Replace characters in swift 3 string

Question

I need a function to replace numbers 0..9 with characters A..J consecutively. How can I write it in Swift 3? Swift 3 string manipulation is so weird :| I tried accessing characters and then adding and offset (shifting) characters, but have no success.

Answer 1

Here is a possible solution to your problem which is also Unicode safe:

let string = "0123456789 abc xyz 9876543210"
// upper case A...J use 65; lower case a...j use 97
let shift = 65
let convertedString = String(string.characters.lazy.map{ char in
    Int(String(char)).map{ Character(UnicodeScalar($0 + shift)!) } ?? char
})

Explanation

Idea/Problem

Map each character of the string to another (or same) character: 0...9 -> A...J, everything else stays

Implementation

Use a lazy character collection for performance reasons for large strings. A non lazy one would create an intermediate Array.

The mapping from one to another character goes through the following process:

1. Try to convert the character to an Int (Here Int?)

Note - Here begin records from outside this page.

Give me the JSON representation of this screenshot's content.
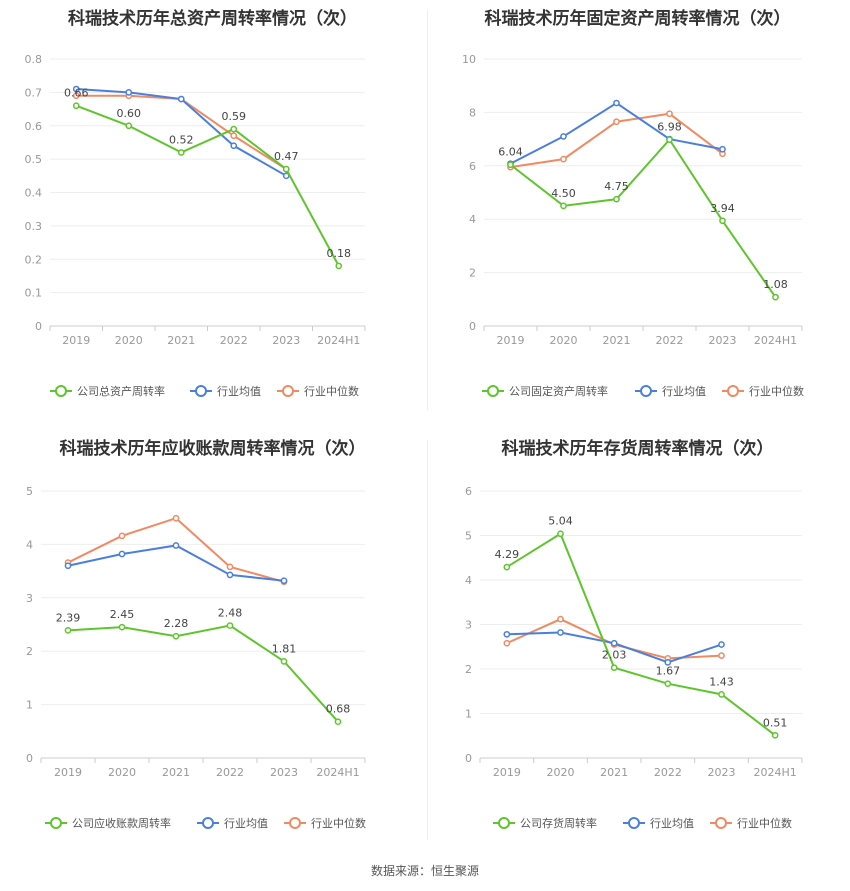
{
  "source": "数据来源：恒生聚源",
  "legend_common": {
    "avg": "行业均值",
    "median": "行业中位数"
  },
  "colors": {
    "company": "#5ec52d",
    "avg": "#4a7fdc",
    "median": "#f08a63"
  },
  "chart_data": [
    {
      "type": "line",
      "title": "科瑞技术历年总资产周转率情况（次）",
      "categories": [
        "2019",
        "2020",
        "2021",
        "2022",
        "2023",
        "2024H1"
      ],
      "ylim": [
        0,
        0.8
      ],
      "yticks": [
        "0",
        "0.1",
        "0.2",
        "0.3",
        "0.4",
        "0.5",
        "0.6",
        "0.7",
        "0.8"
      ],
      "series": [
        {
          "name": "公司总资产周转率",
          "values": [
            0.66,
            0.6,
            0.52,
            0.59,
            0.47,
            0.18
          ],
          "labels": [
            "0.66",
            "0.60",
            "0.52",
            "0.59",
            "0.47",
            "0.18"
          ]
        },
        {
          "name": "行业均值",
          "values": [
            0.71,
            0.7,
            0.68,
            0.54,
            0.45,
            null
          ]
        },
        {
          "name": "行业中位数",
          "values": [
            0.69,
            0.69,
            0.68,
            0.57,
            0.47,
            null
          ]
        }
      ]
    },
    {
      "type": "line",
      "title": "科瑞技术历年固定资产周转率情况（次）",
      "categories": [
        "2019",
        "2020",
        "2021",
        "2022",
        "2023",
        "2024H1"
      ],
      "ylim": [
        0,
        10
      ],
      "yticks": [
        "0",
        "2",
        "4",
        "6",
        "8",
        "10"
      ],
      "series": [
        {
          "name": "公司固定资产周转率",
          "values": [
            6.04,
            4.5,
            4.75,
            6.98,
            3.94,
            1.08
          ],
          "labels": [
            "6.04",
            "4.50",
            "4.75",
            "6.98",
            "3.94",
            "1.08"
          ]
        },
        {
          "name": "行业均值",
          "values": [
            6.08,
            7.1,
            8.35,
            7.0,
            6.62,
            null
          ]
        },
        {
          "name": "行业中位数",
          "values": [
            5.95,
            6.25,
            7.65,
            7.95,
            6.45,
            null
          ]
        }
      ]
    },
    {
      "type": "line",
      "title": "科瑞技术历年应收账款周转率情况（次）",
      "categories": [
        "2019",
        "2020",
        "2021",
        "2022",
        "2023",
        "2024H1"
      ],
      "ylim": [
        0,
        5
      ],
      "yticks": [
        "0",
        "1",
        "2",
        "3",
        "4",
        "5"
      ],
      "series": [
        {
          "name": "公司应收账款周转率",
          "values": [
            2.39,
            2.45,
            2.28,
            2.48,
            1.81,
            0.68
          ],
          "labels": [
            "2.39",
            "2.45",
            "2.28",
            "2.48",
            "1.81",
            "0.68"
          ]
        },
        {
          "name": "行业均值",
          "values": [
            3.6,
            3.82,
            3.98,
            3.43,
            3.32,
            null
          ]
        },
        {
          "name": "行业中位数",
          "values": [
            3.66,
            4.16,
            4.49,
            3.58,
            3.3,
            null
          ]
        }
      ]
    },
    {
      "type": "line",
      "title": "科瑞技术历年存货周转率情况（次）",
      "categories": [
        "2019",
        "2020",
        "2021",
        "2022",
        "2023",
        "2024H1"
      ],
      "ylim": [
        0,
        6
      ],
      "yticks": [
        "0",
        "1",
        "2",
        "3",
        "4",
        "5",
        "6"
      ],
      "series": [
        {
          "name": "公司存货周转率",
          "values": [
            4.29,
            5.04,
            2.03,
            1.67,
            1.43,
            0.51
          ],
          "labels": [
            "4.29",
            "5.04",
            "2.03",
            "1.67",
            "1.43",
            "0.51"
          ]
        },
        {
          "name": "行业均值",
          "values": [
            2.78,
            2.82,
            2.58,
            2.15,
            2.55,
            null
          ]
        },
        {
          "name": "行业中位数",
          "values": [
            2.58,
            3.12,
            2.55,
            2.24,
            2.3,
            null
          ]
        }
      ]
    }
  ]
}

   1.1 If it fails (is nil) the nil coalescing operator (??) comes in to play and the input character is returned

2. The Int value ($0) now gets converted back to a Character through its (shifted) ASCII representation

3. Convert the lazily mapped collection to a String. Swifts declaration of the initialiser:

   public init<S : Sequence>(_ characters: S)
       where S.Iterator.Element == Character { ... }